Deion Sanders weighs in on CFP committee’s controversial decision
Chaos ensued on Sunday as the College Football world was put on life support during the college football playoff committee’s controversial decision. The committee would slide the Alabama Crimson Tide into the fourth slot of the four-team playoff and leave out an undefeated Florida State team, which provoked outrage amongst fans across the country.
Now former Florida State superstar cornerback and current Colorado head coach Deion Sanders weighed in on the committee’s controversial decision to leave out his alma mater.

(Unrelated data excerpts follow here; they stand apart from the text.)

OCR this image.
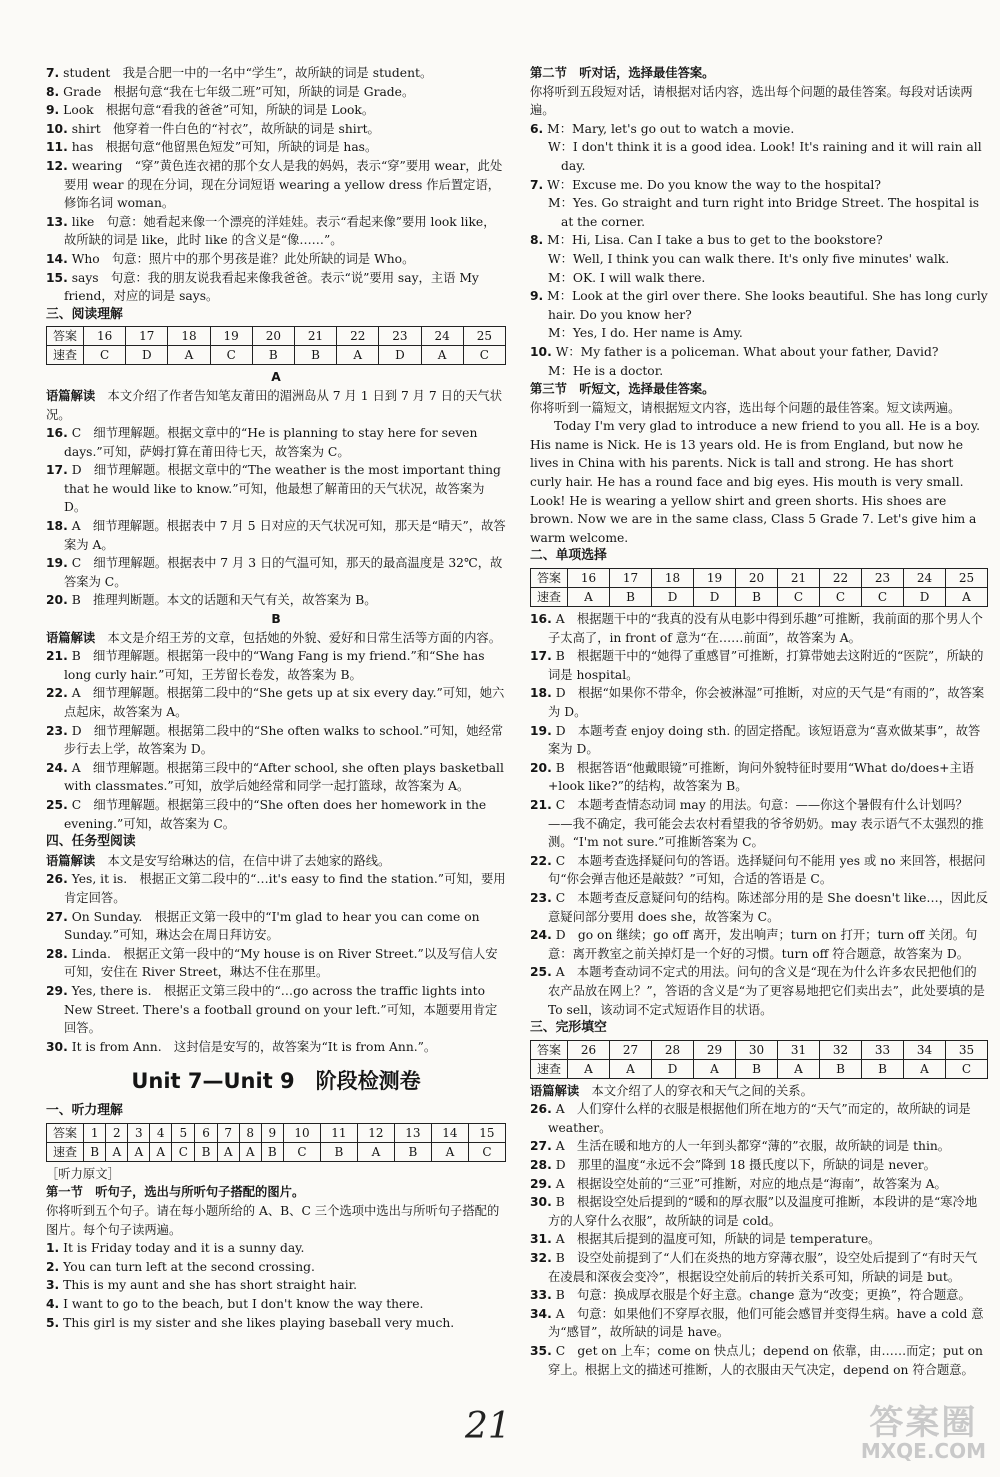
7. student　我是合肥一中的一名中“学生”，故所缺的词是 student。

8. Grade　根据句意“我在七年级二班”可知，所缺的词是 Grade。

9. Look　根据句意“看我的爸爸”可知，所缺的词是 Look。

10. shirt　他穿着一件白色的“衬衣”，故所缺的词是 shirt。

11. has　根据句意“他留黑色短发”可知，所缺的词是 has。

12. wearing　“穿”黄色连衣裙的那个女人是我的妈妈，表示“穿”要用 wear，此处要用 wear 的现在分词，现在分词短语 wearing a yellow dress 作后置定语，修饰名词 woman。

13. like　句意：她看起来像一个漂亮的洋娃娃。表示“看起来像”要用 look like，故所缺的词是 like，此时 like 的含义是“像……”。

14. Who　句意：照片中的那个男孩是谁？此处所缺的词是 Who。

15. says　句意：我的朋友说我看起来像我爸爸。表示“说”要用 say，主语 My friend，对应的词是 says。

三、阅读理解

答案	16	17	18	19	20	21	22	23	24	25
速查	C	D	A	C	B	B	A	D	A	C

A

语篇解读　 本文介绍了作者告知笔友莆田的湄洲岛从 7 月 1 日到 7 月 7 日的天气状况。

16. C　细节理解题。根据文章中的“He is planning to stay here for seven days.”可知，萨姆打算在莆田待七天，故答案为 C。

17. D　细节理解题。根据文章中的“The weather is the most important thing that he would like to know.”可知，他最想了解莆田的天气状况，故答案为 D。

18. A　细节理解题。根据表中 7 月 5 日对应的天气状况可知，那天是“晴天”，故答案为 A。

19. C　细节理解题。根据表中 7 月 3 日的气温可知，那天的最高温度是 32℃，故答案为 C。

20. B　推理判断题。本文的话题和天气有关，故答案为 B。

B

语篇解读　 本文是介绍王芳的文章，包括她的外貌、爱好和日常生活等方面的内容。

21. B　细节理解题。根据第一段中的“Wang Fang is my friend.”和“She has long curly hair.”可知，王芳留长卷发，故答案为 B。

22. A　细节理解题。根据第二段中的“She gets up at six every day.”可知，她六点起床，故答案为 A。

23. D　细节理解题。根据第二段中的“She often walks to school.”可知，她经常步行去上学，故答案为 D。

24. A　细节理解题。根据第三段中的“After school, she often plays basketball with classmates.”可知，放学后她经常和同学一起打篮球，故答案为 A。

25. C　细节理解题。根据第三段中的“She often does her homework in the evening.”可知，故答案为 C。

四、任务型阅读

语篇解读　 本文是安写给琳达的信，在信中讲了去她家的路线。

26. Yes, it is.　根据正文第二段中的“…it's easy to find the station.”可知，要用肯定回答。

27. On Sunday.　根据正文第一段中的“I'm glad to hear you can come on Sunday.”可知，琳达会在周日拜访安。

28. Linda.　根据正文第一段中的“My house is on River Street.”以及写信人安可知，安住在 River Street，琳达不住在那里。

29. Yes, there is.　根据正文第三段中的“…go across the traffic lights into New Street. There's a football ground on your left.”可知，本题要用肯定回答。

30. It is from Ann.　这封信是安写的，故答案为“It is from Ann.”。

Unit 7—Unit 9　阶段检测卷

一、听力理解

答案	1	2	3	4	5	6	7	8	9	10	11	12	13	14	15
速查	B	A	A	A	C	B	A	A	B	C	B	A	B	A	C

［听力原文］

第一节　听句子，选出与所听句子搭配的图片。

你将听到五个句子。请在每小题所给的 A、B、C 三个选项中选出与所听句子搭配的图片。每个句子读两遍。

1. It is Friday today and it is a sunny day.

2. You can turn left at the second crossing.

3. This is my aunt and she has short straight hair.

4. I want to go to the beach, but I don't know the way there.

5. This girl is my sister and she likes playing baseball very much.

第二节　听对话，选择最佳答案。

你将听到五段短对话，请根据对话内容，选出每个问题的最佳答案。每段对话读两遍。

6. M：Mary, let's go out to watch a movie.

W：I don't think it is a good idea. Look! It's raining and it will rain all day.

7. W：Excuse me. Do you know the way to the hospital?

M：Yes. Go straight and turn right into Bridge Street. The hospital is at the corner.

8. M：Hi, Lisa. Can I take a bus to get to the bookstore?

W：Well, I think you can walk there. It's only five minutes' walk.

M：OK. I will walk there.

9. M：Look at the girl over there. She looks beautiful. She has long curly hair. Do you know her?

M：Yes, I do. Her name is Amy.

10. W：My father is a policeman. What about your father, David?

M：He is a doctor.

第三节　听短文，选择最佳答案。

你将听到一篇短文，请根据短文内容，选出每个问题的最佳答案。短文读两遍。

Today I'm very glad to introduce a new friend to you all. He is a boy. His name is Nick. He is 13 years old. He is from England, but now he lives in China with his parents. Nick is tall and strong. He has short curly hair. He has a round face and big eyes. His mouth is very small. Look! He is wearing a yellow shirt and green shorts. His shoes are brown. Now we are in the same class, Class 5 Grade 7. Let's give him a warm welcome.

二、单项选择

答案	16	17	18	19	20	21	22	23	24	25
速查	A	B	D	D	B	C	C	C	D	A

16. A　根据题干中的“我真的没有从电影中得到乐趣”可推断，我前面的那个男人个子太高了，in front of 意为“在……前面”，故答案为 A。

17. B　根据题干中的“她得了重感冒”可推断，打算带她去这附近的“医院”，所缺的词是 hospital。

18. D　根据“如果你不带伞，你会被淋湿”可推断，对应的天气是“有雨的”，故答案为 D。

19. D　本题考查 enjoy doing sth. 的固定搭配。该短语意为“喜欢做某事”，故答案为 D。

20. B　根据答语“他戴眼镜”可推断，询问外貌特征时要用“What do/does+主语+look like?”的结构，故答案为 B。

21. C　本题考查情态动词 may 的用法。句意：——你这个暑假有什么计划吗？——我不确定，我可能会去农村看望我的爷爷奶奶。may 表示语气不太强烈的推测。“I'm not sure.”可推断答案为 C。

22. C　本题考查选择疑问句的答语。选择疑问句不能用 yes 或 no 来回答，根据问句“你会弹吉他还是敲鼓？”可知，合适的答语是 C。

23. C　本题考查反意疑问句的结构。陈述部分用的是 She doesn't like…，因此反意疑问部分要用 does she，故答案为 C。

24. D　go on 继续；go off 离开，发出响声；turn on 打开；turn off 关闭。句意：离开教室之前关掉灯是一个好的习惯。turn off 符合题意，故答案为 D。

25. A　本题考查动词不定式的用法。问句的含义是“现在为什么许多农民把他们的农产品放在网上？”，答语的含义是“为了更容易地把它们卖出去”，此处要填的是 To sell，该动词不定式短语作目的状语。

三、完形填空

答案	26	27	28	29	30	31	32	33	34	35
速查	A	A	D	A	B	A	B	B	A	C

语篇解读　 本文介绍了人的穿衣和天气之间的关系。

26. A　人们穿什么样的衣服是根据他们所在地方的“天气”而定的，故所缺的词是 weather。

27. A　生活在暖和地方的人一年到头都穿“薄的”衣服，故所缺的词是 thin。

28. D　那里的温度“永远不会”降到 18 摄氏度以下，所缺的词是 never。

29. A　根据设空处前的“三亚”可推断，对应的地点是“海南”，故答案为 A。

30. B　根据设空处后提到的“暖和的厚衣服”以及温度可推断，本段讲的是“寒冷地方的人穿什么衣服”，故所缺的词是 cold。

31. A　根据其后提到的温度可知，所缺的词是 temperature。

32. B　设空处前提到了“人们在炎热的地方穿薄衣服”，设空处后提到了“有时天气在凌晨和深夜会变冷”，根据设空处前后的转折关系可知，所缺的词是 but。

33. B　句意：换成厚衣服是个好主意。change 意为“改变；更换”，符合题意。

34. A　句意：如果他们不穿厚衣服，他们可能会感冒并变得生病。have a cold 意为“感冒”，故所缺的词是 have。

35. C　get on 上车；come on 快点儿；depend on 依靠，由……而定；put on 穿上。根据上文的描述可推断，人的衣服由天气决定，depend on 符合题意。

21	答案圈
MXQE.COM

“I can’t be upset, we recruiting against those guys,” Sanders said on the Dan LeBetard Show, according to On3 Sports. “You got to understand that this is business now. You got to look at it, a lot of people don’t look at it like this is business. This is entertainment but this is business.
“So it’s no way you’re gonna leave Coach Saban and Alabama out of a playoff. Who should be really upset, not only Florida State, but Kirby Smart. He’s been what, No. 1 for the last two years or three years and they’re out? What about them? I mean, this is unbelievable. I want those problems, yeah give me those problems.”
After the Texas Longhorns defeated Oklahoma State in the Big 12 championship 49-21, chaos started to gather around the selection. Earlier this season, Texas defeated an inexperienced Crimson Tide team in Tuscaloosa, though Texas would lose to rival Oklahoma in the Red River Rivalry battle. Moving them to a one-loss team.
Alabama would then win out to finish their season at 12-1 behind an 11-game win streak, capped by barely squeaking out a win against a mediocre Auburn Tigers team thanks to a hail mary from Jalen Milroe. On Saturday, Alabama defeated the then-top-ranked Georgia Bulldogs in the SEC Title game to evidently punch their ticket to the playoffs.
Sitting at 13-0, both the Washington Huskies and Michigan Wolverines won their conference championships while obtaining an undefeated record. But, one other team achieved the same stature: the Florida State Seminoles.
Unfortunately for Florida State, its season ended three weeks ago. Seminoles star quarterback Jordan Travis suffered a season-ending injury against the North Alabama Lions, a game in which Travis didn’t need to be highly involved in. With Travis out, Florida State’s undefeated season and conference championship victory couldn’t sway the committee to let them into the playoff.
Did the Committee get their own criteria wrong?
The College Football Playoff is supposed to bring the four best teams in the country together to face off. At least, that’s what it’s supposed to do, right? Michigan, Washington, Texas, and Alabama were all selected as the four “best” teams in the country this season.
Texas beat Alabama earlier this season, pushing them ahead of the Crimson Tide in the playoff. But here is where it gets tricky. Alabama turned into a completely different team throughout the season, and Jalen Milroe transformed into a superstar. There is no question Alabama is now a top-4 team in the country, but moving a one-loss Georgia Bulldogs out of the playoff is odd, let alone down to No. 6.
Georgia entered championship weekend regarded as the nation’s top team, losing to Alabama doesn’t instantly make you a top-4 team. Yes, Texas won their conference championship and beat Alabama back in September. But at the end of the day, if Georgia and Alabama played Texas today, it would be a bloodbath. If the college football playoff committee didn’t want to create controversy to lead into the 12-team playoff next year, the rankings should be as followed: Michigan, Washington, Alabama, Georgia.
As Deion Sanders said, it’s not a championship without either Alabama or Georgia.
Those two teams are two of the top teams in the country. Florida State would be in the playoff if it wasn’t for injuries, but we don’t live in a perfect world. The Seminoles’ defense can still play ball with anyone, but with Travis out, they sadly aren’t a top-4 team.